Is life really so much more fraught with risk for children these days? Are they really so much less stoical than we were? Are parents just over-protective emotional nutcases and teachers wet lettuces?

Not sure...

Anyway, your DD's teacher is a cow to have done that no matter which decade she's teaching in. Just horrible. I'd go in speak to her about it. Would hate to think someone so insensitive was teaching my LO.

pagwatch · 18/01/2010 13:09

at stealth

three kids, 8 schools so far.
But I have never been class rep so I am actually one of the 'can't be arsed' people I moan about ..
[hypocite]

MilaMae · 18/01/2010 13:09

There is no way I'd want my address on a class list,you have no idea who has access to it. They'd basically have your child's name and his address. At our school the teachers would never give any such info out without permission.

I'm personally very happy that my children(6,6 and 5) know they haven't been invited to all the parties as it's part of life. They are soooo not bothered about it,I've never once had tears or even questioning, it's all very matter of fact.

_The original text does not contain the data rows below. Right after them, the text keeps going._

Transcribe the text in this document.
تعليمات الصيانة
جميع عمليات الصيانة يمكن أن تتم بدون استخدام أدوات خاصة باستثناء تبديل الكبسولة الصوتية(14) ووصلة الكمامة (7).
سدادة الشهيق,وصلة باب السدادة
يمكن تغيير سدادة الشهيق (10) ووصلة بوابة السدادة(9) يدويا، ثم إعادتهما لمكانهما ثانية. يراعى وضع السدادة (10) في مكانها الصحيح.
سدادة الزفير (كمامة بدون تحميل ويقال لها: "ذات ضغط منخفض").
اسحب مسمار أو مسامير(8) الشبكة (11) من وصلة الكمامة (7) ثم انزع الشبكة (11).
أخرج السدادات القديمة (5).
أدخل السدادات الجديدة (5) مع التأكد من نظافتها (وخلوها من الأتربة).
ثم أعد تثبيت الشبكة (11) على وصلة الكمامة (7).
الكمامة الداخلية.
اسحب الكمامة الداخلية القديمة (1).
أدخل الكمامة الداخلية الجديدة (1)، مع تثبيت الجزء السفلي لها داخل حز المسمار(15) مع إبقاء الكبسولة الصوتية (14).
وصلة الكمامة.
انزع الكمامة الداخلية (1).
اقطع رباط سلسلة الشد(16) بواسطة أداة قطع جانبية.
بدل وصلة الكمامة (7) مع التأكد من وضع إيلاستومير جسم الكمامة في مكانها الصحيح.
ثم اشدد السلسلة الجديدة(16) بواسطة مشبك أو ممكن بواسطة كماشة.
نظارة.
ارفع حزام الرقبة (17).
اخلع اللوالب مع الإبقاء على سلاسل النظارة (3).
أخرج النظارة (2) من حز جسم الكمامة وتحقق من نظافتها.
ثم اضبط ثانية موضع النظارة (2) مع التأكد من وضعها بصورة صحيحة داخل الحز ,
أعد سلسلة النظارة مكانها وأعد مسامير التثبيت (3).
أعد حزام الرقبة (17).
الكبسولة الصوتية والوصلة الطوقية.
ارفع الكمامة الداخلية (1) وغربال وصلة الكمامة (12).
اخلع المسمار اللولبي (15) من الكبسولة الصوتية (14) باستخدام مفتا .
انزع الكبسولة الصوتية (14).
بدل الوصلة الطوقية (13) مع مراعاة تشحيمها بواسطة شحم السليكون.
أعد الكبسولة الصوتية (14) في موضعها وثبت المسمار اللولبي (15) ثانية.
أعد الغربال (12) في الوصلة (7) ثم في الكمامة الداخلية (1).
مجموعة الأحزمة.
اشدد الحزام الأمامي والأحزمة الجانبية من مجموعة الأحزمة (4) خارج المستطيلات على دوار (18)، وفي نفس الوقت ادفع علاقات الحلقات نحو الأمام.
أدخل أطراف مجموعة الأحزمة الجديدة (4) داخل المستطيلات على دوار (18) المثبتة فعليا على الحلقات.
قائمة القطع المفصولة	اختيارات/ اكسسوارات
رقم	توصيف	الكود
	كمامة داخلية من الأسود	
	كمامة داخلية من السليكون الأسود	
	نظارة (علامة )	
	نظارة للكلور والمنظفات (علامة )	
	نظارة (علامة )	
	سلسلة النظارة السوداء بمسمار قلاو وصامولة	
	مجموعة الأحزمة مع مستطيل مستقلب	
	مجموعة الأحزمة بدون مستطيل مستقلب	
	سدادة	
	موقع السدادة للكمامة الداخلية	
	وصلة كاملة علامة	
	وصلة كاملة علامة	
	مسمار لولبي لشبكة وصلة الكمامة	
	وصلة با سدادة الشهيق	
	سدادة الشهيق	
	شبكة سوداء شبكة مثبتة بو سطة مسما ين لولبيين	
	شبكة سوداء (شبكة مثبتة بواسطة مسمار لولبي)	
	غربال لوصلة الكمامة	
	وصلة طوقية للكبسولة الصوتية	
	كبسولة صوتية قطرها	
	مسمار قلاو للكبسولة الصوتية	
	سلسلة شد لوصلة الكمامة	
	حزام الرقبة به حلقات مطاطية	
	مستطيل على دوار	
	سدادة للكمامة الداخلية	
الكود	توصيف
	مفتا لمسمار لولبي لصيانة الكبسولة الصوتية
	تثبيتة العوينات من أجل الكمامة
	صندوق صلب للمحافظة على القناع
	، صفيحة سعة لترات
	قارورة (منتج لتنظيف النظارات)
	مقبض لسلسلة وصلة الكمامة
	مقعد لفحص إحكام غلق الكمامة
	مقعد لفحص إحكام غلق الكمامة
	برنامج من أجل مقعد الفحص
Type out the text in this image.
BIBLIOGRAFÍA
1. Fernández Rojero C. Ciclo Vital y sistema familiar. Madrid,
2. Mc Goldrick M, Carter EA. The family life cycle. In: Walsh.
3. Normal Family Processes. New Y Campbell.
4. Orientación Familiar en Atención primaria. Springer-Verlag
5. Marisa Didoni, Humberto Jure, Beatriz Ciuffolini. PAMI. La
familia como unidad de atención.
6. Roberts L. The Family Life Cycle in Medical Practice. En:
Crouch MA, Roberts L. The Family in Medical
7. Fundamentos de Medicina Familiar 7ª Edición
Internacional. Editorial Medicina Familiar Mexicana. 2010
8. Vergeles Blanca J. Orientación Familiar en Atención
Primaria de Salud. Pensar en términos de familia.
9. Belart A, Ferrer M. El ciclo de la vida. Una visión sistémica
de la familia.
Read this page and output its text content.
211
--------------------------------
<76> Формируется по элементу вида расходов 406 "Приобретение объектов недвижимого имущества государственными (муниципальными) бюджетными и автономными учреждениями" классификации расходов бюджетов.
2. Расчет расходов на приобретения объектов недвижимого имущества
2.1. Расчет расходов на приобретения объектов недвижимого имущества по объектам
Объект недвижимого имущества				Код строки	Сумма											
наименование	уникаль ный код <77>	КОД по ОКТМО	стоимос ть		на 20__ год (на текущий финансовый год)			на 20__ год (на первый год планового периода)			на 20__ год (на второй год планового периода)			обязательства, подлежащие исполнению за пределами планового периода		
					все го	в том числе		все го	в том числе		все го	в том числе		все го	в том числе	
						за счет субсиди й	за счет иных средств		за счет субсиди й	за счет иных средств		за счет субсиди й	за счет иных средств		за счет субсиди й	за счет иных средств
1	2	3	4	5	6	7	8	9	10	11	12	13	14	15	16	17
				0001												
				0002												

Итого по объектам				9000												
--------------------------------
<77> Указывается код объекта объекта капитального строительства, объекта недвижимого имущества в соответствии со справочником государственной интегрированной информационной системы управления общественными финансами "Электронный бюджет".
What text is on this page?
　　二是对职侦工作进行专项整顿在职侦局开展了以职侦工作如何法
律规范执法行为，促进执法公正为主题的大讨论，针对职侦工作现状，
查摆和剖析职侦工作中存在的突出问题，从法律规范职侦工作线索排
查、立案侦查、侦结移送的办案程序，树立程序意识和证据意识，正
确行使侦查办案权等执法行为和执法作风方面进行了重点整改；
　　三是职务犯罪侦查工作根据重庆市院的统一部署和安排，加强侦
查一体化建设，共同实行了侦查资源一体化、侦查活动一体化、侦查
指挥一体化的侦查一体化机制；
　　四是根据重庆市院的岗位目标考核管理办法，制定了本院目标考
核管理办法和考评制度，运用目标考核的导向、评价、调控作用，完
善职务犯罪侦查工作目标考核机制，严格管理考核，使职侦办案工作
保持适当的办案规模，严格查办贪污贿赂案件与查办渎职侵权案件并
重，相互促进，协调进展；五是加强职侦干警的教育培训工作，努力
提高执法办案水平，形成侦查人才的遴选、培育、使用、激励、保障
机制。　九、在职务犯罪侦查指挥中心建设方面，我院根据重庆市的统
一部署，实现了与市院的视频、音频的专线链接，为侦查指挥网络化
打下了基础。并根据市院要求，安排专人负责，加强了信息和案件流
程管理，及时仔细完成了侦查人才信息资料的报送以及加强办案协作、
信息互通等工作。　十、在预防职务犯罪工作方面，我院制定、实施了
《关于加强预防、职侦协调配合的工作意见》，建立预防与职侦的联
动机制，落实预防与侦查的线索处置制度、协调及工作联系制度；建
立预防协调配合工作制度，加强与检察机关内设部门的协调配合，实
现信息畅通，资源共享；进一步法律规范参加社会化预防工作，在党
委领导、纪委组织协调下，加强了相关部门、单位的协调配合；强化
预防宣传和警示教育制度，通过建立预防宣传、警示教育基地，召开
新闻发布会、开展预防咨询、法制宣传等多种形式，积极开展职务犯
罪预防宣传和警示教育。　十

I'm wondering when is the ideal time to let precious Johnny know that things go on which he's not invited to-6,7,8,9. The sooner the better as far as I'm concerned.

Kids need to learn you get what you give out and some people just gel better. Everybody is NOT going to be your friend and adore you like mummy does. The longer you leave it the bigger the upset is going to be when they have to confront it. It will happen,you can't wrap them up in cotton wool forever.

MilaMae · 18/01/2010 13:11

Oh and op did you realise that "retard" is now a completely socially unacceptable word. Nobody uses it anymore as it is extremely offensive.